Она и представления не имела, что Фанни работает в бюро «тастоматов», и тут, после окончания учения, ей предлагают перейти в типографию. На моторном заводе, где Норма получила специальность, не оказалось свободного места для машинистки. И она сменила место работы. Отныне каждый рабочий день начинался с просмотра рукописей. Они лежали стопкой, одна на другой. «Искорка», «Эхо», «Импульс», рукописи из этих и доброй дюжины других заводских многотиражек, которые они перепечатывали утром, а после обеда приходили рукописи вечерних газет. Машинки жужжали. Она печатала. «Искорка», вид шрифта, размер шрифта, ширина шрифта… «Поздравления товарищу Ноше»… или «Общезаводское собрание: полный успех».
За «тастоматом», позади нее, сидела Фанни. Фанни, которая подобно Норме набирала на «тастомате» «Искорку», «Эхо», «Импульс», каждый день по восемь часов пятнадцать минут писала поздравления товарищам Ноше, Шпиралла, Леману или «Общезаводское собрание: полный успех». Иногда — доклады, заставлявшие ее пальцы неотрывно бегать по клавиатуре несколько часов, все они были похожи один на другой. Иногда — протесты, иногда — курьезные сообщения. После работы Фанни поджидал Герд, ее жизнь была ограничена кругом домашних забот. Она не знала, что однажды холодным дождливым днем Норма стояла в каких-то двух-трех шагах от нее у проходной типографии. Лицо Фанни, усталое и бледное, вдруг ожило: она увидела торопившегося ей навстречу Герда. Джинсы на нем были точно такие, как в детстве. Он нежно провел рукой по волосам Фанни, успевшим намокнуть на дожде, и склонился над ней, как бы защищая от немилосердно хлещущего дождя. Так они и пошли, о чем-то оживленно переговариваясь на ходу.
Вспоминая потом Герда и Фанни, Норма всякий раз видела перед собой эту картину, только эту одну, и в один прекрасный день она написала на чистом листе бумаги не «поздравляем товарища такого-то», а заявление об уходе.

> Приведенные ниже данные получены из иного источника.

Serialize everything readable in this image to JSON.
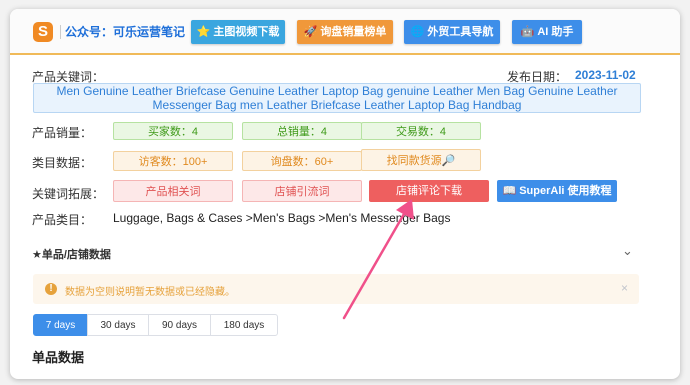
{
  "header": {
    "logo_letter": "S",
    "account": "公众号：可乐运营笔记",
    "buttons": [
      {
        "icon": "⭐",
        "label": "主图视频下载"
      },
      {
        "icon": "🚀",
        "label": "询盘销量榜单"
      },
      {
        "icon": "🌐",
        "label": "外贸工具导航"
      },
      {
        "icon": "🤖",
        "label": "AI 助手"
      }
    ]
  },
  "product": {
    "keyword_label": "产品关键词：",
    "keyword_value": "Men Genuine Leather Briefcase Genuine Leather Laptop Bag genuine Leather Men Bag Genuine Leather Messenger Bag men Leather Briefcase Leather Laptop Bag Handbag",
    "publish_label": "发布日期：",
    "publish_date": "2023-11-02",
    "sales_label": "产品销量：",
    "sales": [
      "买家数：4",
      "总销量：4",
      "交易数：4"
    ],
    "category_data_label": "类目数据：",
    "category_data": [
      "访客数：100+",
      "询盘数：60+",
      "找同款货源🔎"
    ],
    "expand_label": "关键词拓展：",
    "expand_buttons": [
      "产品相关词",
      "店铺引流词",
      "店铺评论下载"
    ],
    "superali_button": "📖 SuperAli 使用教程",
    "category_label": "产品类目：",
    "category_value": "Luggage, Bags & Cases >Men's Bags >Men's Messenger Bags"
  },
  "section": {
    "title": "★单品/店铺数据",
    "alert_icon": "!",
    "alert_text": "数据为空则说明暂无数据或已经隐藏。",
    "alert_close": "×",
    "day_tabs": [
      "7 days",
      "30 days",
      "90 days",
      "180 days"
    ],
    "active_tab": "7 days",
    "single_title": "单品数据"
  },
  "colors": {
    "header_accent": "#f0ba59",
    "blue_button": "#3d8ee9",
    "orange_button": "#f0983a",
    "red_button": "#ee5f5f",
    "arrow": "#f0508a"
  }
}
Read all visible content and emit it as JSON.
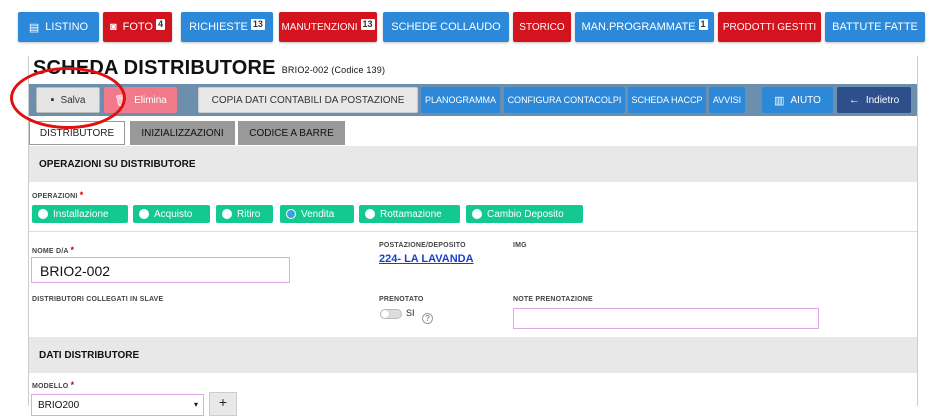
{
  "topnav": [
    {
      "label": "LISTINO",
      "icon": "list-icon",
      "color": "blue"
    },
    {
      "label": "FOTO",
      "icon": "camera-icon",
      "color": "red",
      "badge": "4"
    },
    {
      "label": "RICHIESTE",
      "color": "blue",
      "badge": "13"
    },
    {
      "label": "MANUTENZIONI",
      "color": "red",
      "badge": "13"
    },
    {
      "label": "SCHEDE COLLAUDO",
      "color": "blue"
    },
    {
      "label": "STORICO",
      "color": "red"
    },
    {
      "label": "MAN.PROGRAMMATE",
      "color": "blue",
      "badge": "1"
    },
    {
      "label": "PRODOTTI GESTITI",
      "color": "red"
    },
    {
      "label": "BATTUTE FATTE",
      "color": "blue"
    }
  ],
  "page": {
    "title": "SCHEDA DISTRIBUTORE",
    "subtitle": "BRIO2-002 (Codice 139)"
  },
  "toolbar": {
    "save": "Salva",
    "delete": "Elimina",
    "copy": "COPIA DATI CONTABILI DA POSTAZIONE",
    "planogram": "PLANOGRAMMA",
    "counters": "CONFIGURA CONTACOLPI",
    "haccp": "SCHEDA HACCP",
    "notices": "AVVISI",
    "help": "AIUTO",
    "back": "Indietro"
  },
  "tabs": [
    "DISTRIBUTORE",
    "INIZIALIZZAZIONI",
    "CODICE A BARRE"
  ],
  "operations": {
    "section": "OPERAZIONI SU DISTRIBUTORE",
    "label": "OPERAZIONI",
    "options": [
      "Installazione",
      "Acquisto",
      "Ritiro",
      "Vendita",
      "Rottamazione",
      "Cambio Deposito"
    ],
    "selected": "Vendita"
  },
  "fields": {
    "name_label": "NOME D/A",
    "name_value": "BRIO2-002",
    "location_label": "POSTAZIONE/DEPOSITO",
    "location_value": "224- LA LAVANDA",
    "img_label": "IMG",
    "slave_label": "DISTRIBUTORI COLLEGATI IN SLAVE",
    "reserved_label": "PRENOTATO",
    "reserved_toggle": "SI",
    "notes_label": "NOTE PRENOTAZIONE"
  },
  "dati": {
    "section": "DATI DISTRIBUTORE",
    "model_label": "MODELLO",
    "model_value": "BRIO200",
    "add": "+"
  },
  "colors": {
    "blue": "#2c88d9",
    "red": "#d3131d",
    "green": "#14c98f",
    "toolbar": "#6c8fae"
  }
}
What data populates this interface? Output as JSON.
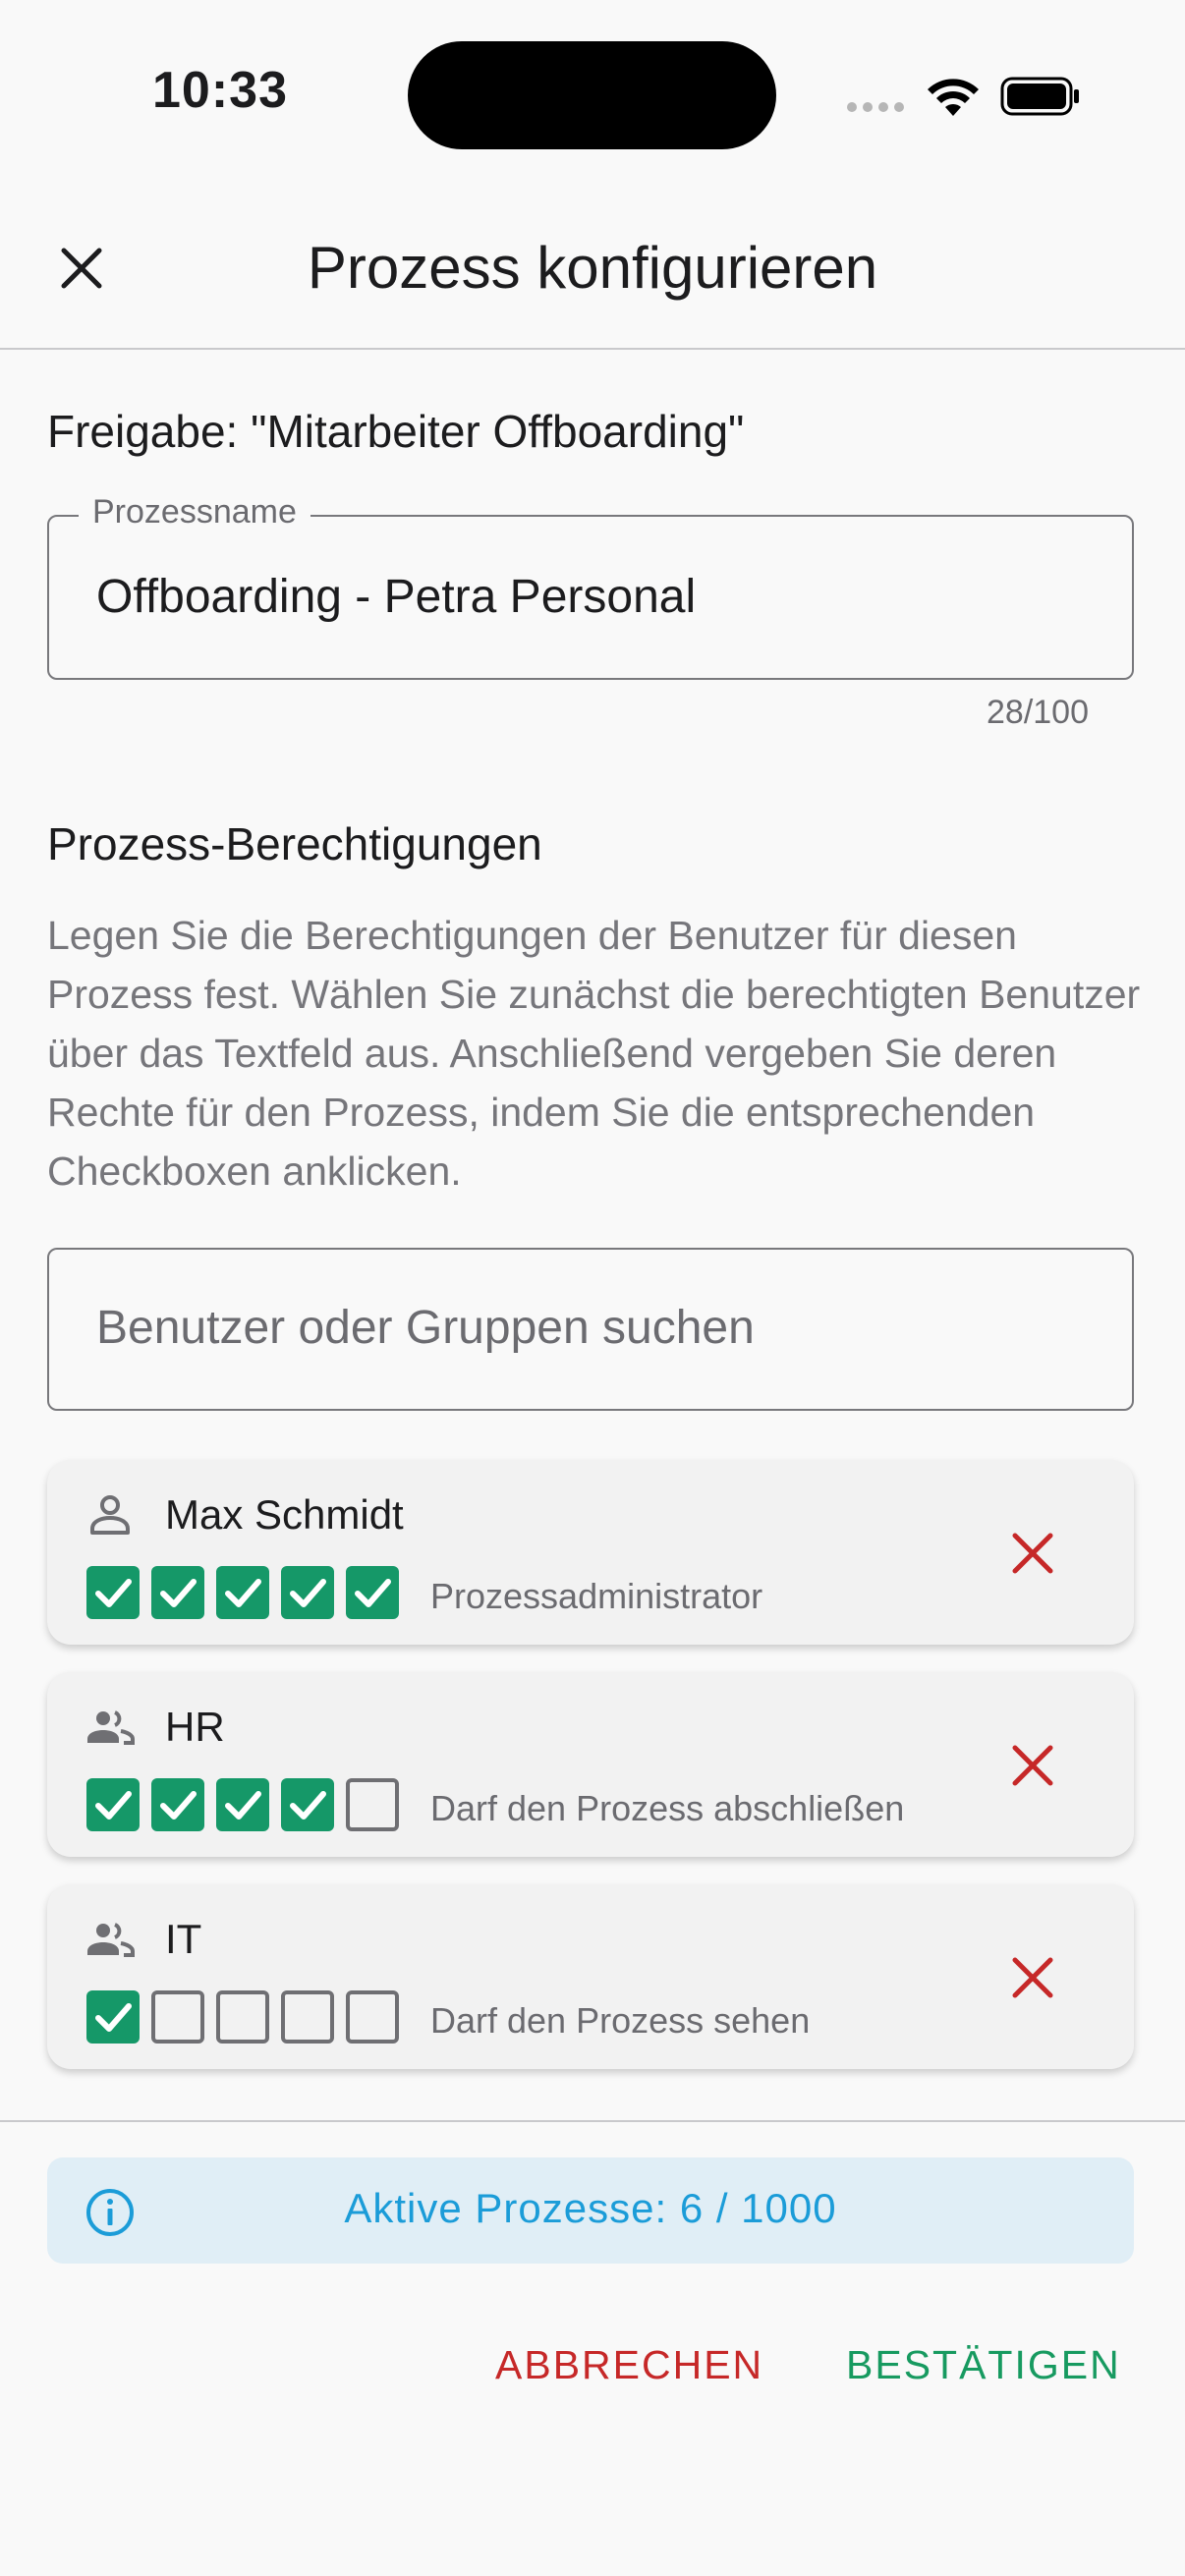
{
  "status_bar": {
    "time": "10:33"
  },
  "header": {
    "title": "Prozess konfigurieren",
    "close_icon": "close-icon"
  },
  "share": {
    "title": "Freigabe: \"Mitarbeiter Offboarding\""
  },
  "process_name_field": {
    "label": "Prozessname",
    "value": "Offboarding - Petra Personal",
    "counter": "28/100"
  },
  "permissions": {
    "title": "Prozess-Berechtigungen",
    "description": "Legen Sie die Berechtigungen der Benutzer für diesen Prozess fest. Wählen Sie zunächst die berechtigten Benutzer über das Textfeld aus. Anschließend vergeben Sie deren Rechte für den Prozess, indem Sie die entsprechenden Checkboxen anklicken.",
    "search_placeholder": "Benutzer oder Gruppen suchen",
    "entries": [
      {
        "name": "Max Schmidt",
        "type": "user",
        "icon": "person-icon",
        "checks": [
          true,
          true,
          true,
          true,
          true
        ],
        "role": "Prozessadministrator"
      },
      {
        "name": "HR",
        "type": "group",
        "icon": "group-icon",
        "checks": [
          true,
          true,
          true,
          true,
          false
        ],
        "role": "Darf den Prozess abschließen"
      },
      {
        "name": "IT",
        "type": "group",
        "icon": "group-icon",
        "checks": [
          true,
          false,
          false,
          false,
          false
        ],
        "role": "Darf den Prozess sehen"
      }
    ]
  },
  "info": {
    "text": "Aktive Prozesse: 6 / 1000",
    "icon": "info-icon"
  },
  "actions": {
    "cancel": "ABBRECHEN",
    "confirm": "BESTÄTIGEN"
  },
  "colors": {
    "accent_green": "#159868",
    "danger_red": "#c62828",
    "info_blue": "#1b9cd8",
    "info_bg": "#e0eef6"
  }
}
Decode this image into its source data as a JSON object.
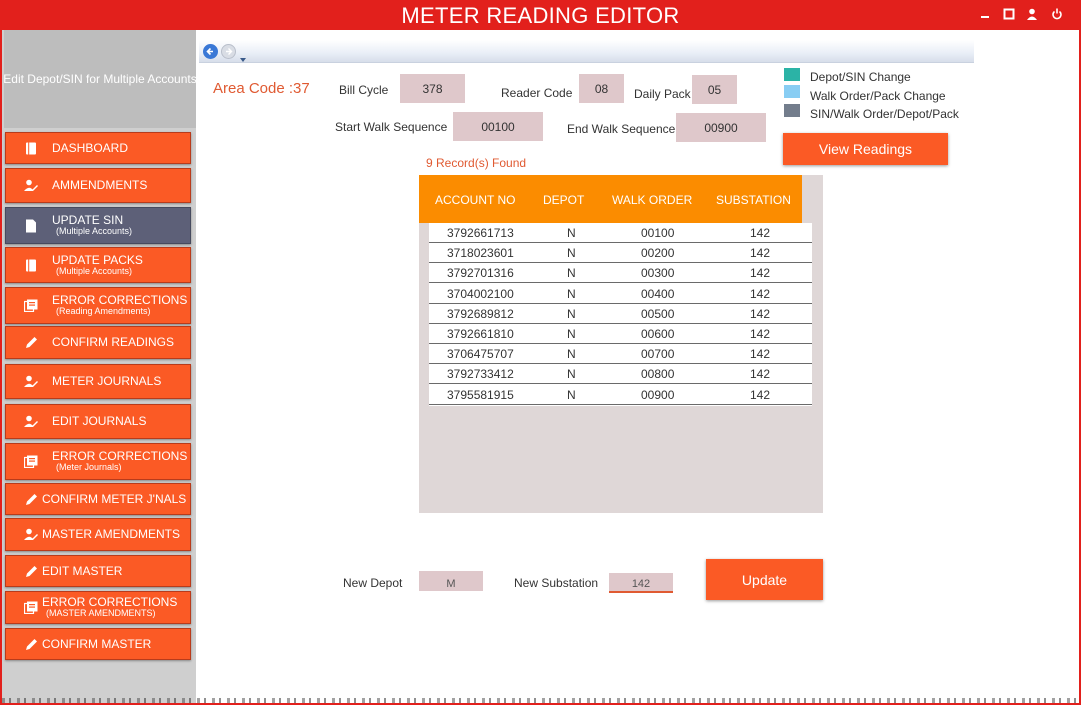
{
  "window": {
    "title": "METER READING EDITOR",
    "controls": [
      "minimize-icon",
      "maximize-icon",
      "user-icon",
      "power-icon"
    ]
  },
  "sidebar": {
    "header": "Edit Depot/SIN for Multiple Accounts",
    "items": [
      {
        "label": "DASHBOARD",
        "sub": "",
        "icon": "book-icon",
        "active": false
      },
      {
        "label": "AMMENDMENTS",
        "sub": "",
        "icon": "user-edit-icon",
        "active": false
      },
      {
        "label": "UPDATE SIN",
        "sub": "(Multiple Accounts)",
        "icon": "document-icon",
        "active": true
      },
      {
        "label": "UPDATE PACKS",
        "sub": "(Multiple Accounts)",
        "icon": "book-icon",
        "active": false
      },
      {
        "label": "ERROR CORRECTIONS",
        "sub": "(Reading Amendments)",
        "icon": "list-icon",
        "active": false
      },
      {
        "label": "CONFIRM READINGS",
        "sub": "",
        "icon": "pencil-icon",
        "active": false
      },
      {
        "label": "METER JOURNALS",
        "sub": "",
        "icon": "user-edit-icon",
        "active": false
      },
      {
        "label": "EDIT JOURNALS",
        "sub": "",
        "icon": "user-edit-icon",
        "active": false
      },
      {
        "label": "ERROR CORRECTIONS",
        "sub": "(Meter Journals)",
        "icon": "list-icon",
        "active": false
      },
      {
        "label": "CONFIRM METER J'NALS",
        "sub": "",
        "icon": "pencil-icon",
        "active": false
      },
      {
        "label": "MASTER AMENDMENTS",
        "sub": "",
        "icon": "user-edit-icon",
        "active": false
      },
      {
        "label": "EDIT MASTER",
        "sub": "",
        "icon": "pencil-icon",
        "active": false
      },
      {
        "label": "ERROR CORRECTIONS",
        "sub": "(MASTER AMENDMENTS)",
        "icon": "list-icon",
        "active": false
      },
      {
        "label": "CONFIRM MASTER",
        "sub": "",
        "icon": "pencil-icon",
        "active": false
      }
    ]
  },
  "filters": {
    "area_code": "Area Code :37",
    "bill_cycle_label": "Bill Cycle",
    "bill_cycle": "378",
    "reader_code_label": "Reader Code",
    "reader_code": "08",
    "daily_pack_label": "Daily Pack",
    "daily_pack": "05",
    "start_walk_label": "Start Walk Sequence",
    "start_walk": "00100",
    "end_walk_label": "End Walk Sequence",
    "end_walk": "00900"
  },
  "legend": [
    {
      "label": "Depot/SIN Change",
      "color": "#2bb3a6"
    },
    {
      "label": "Walk Order/Pack Change",
      "color": "#88cdf3"
    },
    {
      "label": "SIN/Walk Order/Depot/Pack",
      "color": "#737d8c"
    }
  ],
  "view_button": "View Readings",
  "records_found": "9 Record(s) Found",
  "grid": {
    "columns": [
      "ACCOUNT NO",
      "DEPOT",
      "WALK ORDER",
      "SUBSTATION"
    ],
    "rows": [
      [
        "3792661713",
        "N",
        "00100",
        "142"
      ],
      [
        "3718023601",
        "N",
        "00200",
        "142"
      ],
      [
        "3792701316",
        "N",
        "00300",
        "142"
      ],
      [
        "3704002100",
        "N",
        "00400",
        "142"
      ],
      [
        "3792689812",
        "N",
        "00500",
        "142"
      ],
      [
        "3792661810",
        "N",
        "00600",
        "142"
      ],
      [
        "3706475707",
        "N",
        "00700",
        "142"
      ],
      [
        "3792733412",
        "N",
        "00800",
        "142"
      ],
      [
        "3795581915",
        "N",
        "00900",
        "142"
      ]
    ]
  },
  "update_form": {
    "new_depot_label": "New Depot",
    "new_depot": "M",
    "new_substation_label": "New Substation",
    "new_substation": "142",
    "update_button": "Update"
  }
}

Норма не скучала по Фанни и Герду и не сомневалась, что и они по ней не скучают. Если они сталкивались на улице, Норма говорила:
— Добрый день!
А они говорили:
— Зашла бы ты к нам, что ли!
Но она к ним больше не заходила.
По Уве Норма тоже не скучала. Но если он звонил по телефону — со всеми смертными и бессмертными Уве общался исключительно по телефону, таков его вариант экономии времени в личной жизни, — можно было подумать, что расстались они вчера. Говорили, говорили без конца. Только о нем, об Уве. О его планах. А планы у него всегда были большие: учеба в институте, научно-исследовательская работа, внедрение ее результатов в практику. Он всегда знал, что на сегодняшний день модно, что в этом сезоне носят и какую книгу обязательно стоит прочесть.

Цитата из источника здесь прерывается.